Before running the programs:

Activate the conda environment, if not already activated

conda activate <env_name>

K-mer database creation

K-mer databases for genes:

python GeneToKmer.py <region_file> <chr_reference_sequence>.fa <reference_kmer_list> -o <location_for_output_files> -i -gt <location_for_GenomeTester_source_code>

Needs to be run separately for each chromosome, requires the fasta sequence for only one chromosome. The region (gene) names have to be unique.

Example of the region file (fields separated by a space):

AMY1 G 1:103655290-103664554 1:103687415-103696680 1:103750406-103758690
AMY2A G 1:103616811-103625780
AMY2B G 1:103553815-103579534

Databases of flanking referenence k-mers:

Option 1 (faster) - use premade k-mer databases for human genome (GRCh38):

python extract_flanking_kmers.py <region_file>

To change the default option for the number of flanking k-mers, use -n (default: n=2000).

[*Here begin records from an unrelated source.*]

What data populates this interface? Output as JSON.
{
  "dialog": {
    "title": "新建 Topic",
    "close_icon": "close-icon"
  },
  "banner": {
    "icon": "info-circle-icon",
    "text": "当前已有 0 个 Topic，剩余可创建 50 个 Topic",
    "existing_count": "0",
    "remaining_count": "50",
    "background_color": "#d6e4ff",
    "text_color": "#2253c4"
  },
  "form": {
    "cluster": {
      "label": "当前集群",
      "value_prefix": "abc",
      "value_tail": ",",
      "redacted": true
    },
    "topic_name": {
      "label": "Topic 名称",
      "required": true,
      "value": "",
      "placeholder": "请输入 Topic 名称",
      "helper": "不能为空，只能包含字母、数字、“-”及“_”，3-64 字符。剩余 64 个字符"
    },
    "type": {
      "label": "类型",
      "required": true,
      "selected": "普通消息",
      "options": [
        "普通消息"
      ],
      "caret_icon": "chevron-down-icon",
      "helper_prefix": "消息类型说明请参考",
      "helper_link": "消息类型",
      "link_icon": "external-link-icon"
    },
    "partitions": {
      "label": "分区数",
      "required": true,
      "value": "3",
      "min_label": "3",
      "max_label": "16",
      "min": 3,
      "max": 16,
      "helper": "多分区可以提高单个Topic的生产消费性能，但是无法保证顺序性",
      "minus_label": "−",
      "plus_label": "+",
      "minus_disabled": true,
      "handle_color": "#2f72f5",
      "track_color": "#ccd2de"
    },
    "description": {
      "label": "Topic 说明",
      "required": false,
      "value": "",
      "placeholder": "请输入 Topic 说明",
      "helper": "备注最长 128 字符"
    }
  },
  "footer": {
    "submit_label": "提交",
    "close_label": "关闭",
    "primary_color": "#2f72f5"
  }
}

The script takes a subset of at least n/2 reference k-mers from both sides of each gene (a total of n kmers) using the k-mers in "Kmer_db/Ref_kmers" for human genome. One k-mer database is created for each gene (may contain the same set of k-mers for closely located genes).

Option 2:

Add flanking regions to the region file to create k-mer databases when running GeneToKmer.py

Flanking_AMY F 1:103500000-103550000 1:103760000-103800000

Copy number estimation

Additional files needed

Cat together all the k-mer database files to be able to estimate all the copy numbers with the same run (the order is not important).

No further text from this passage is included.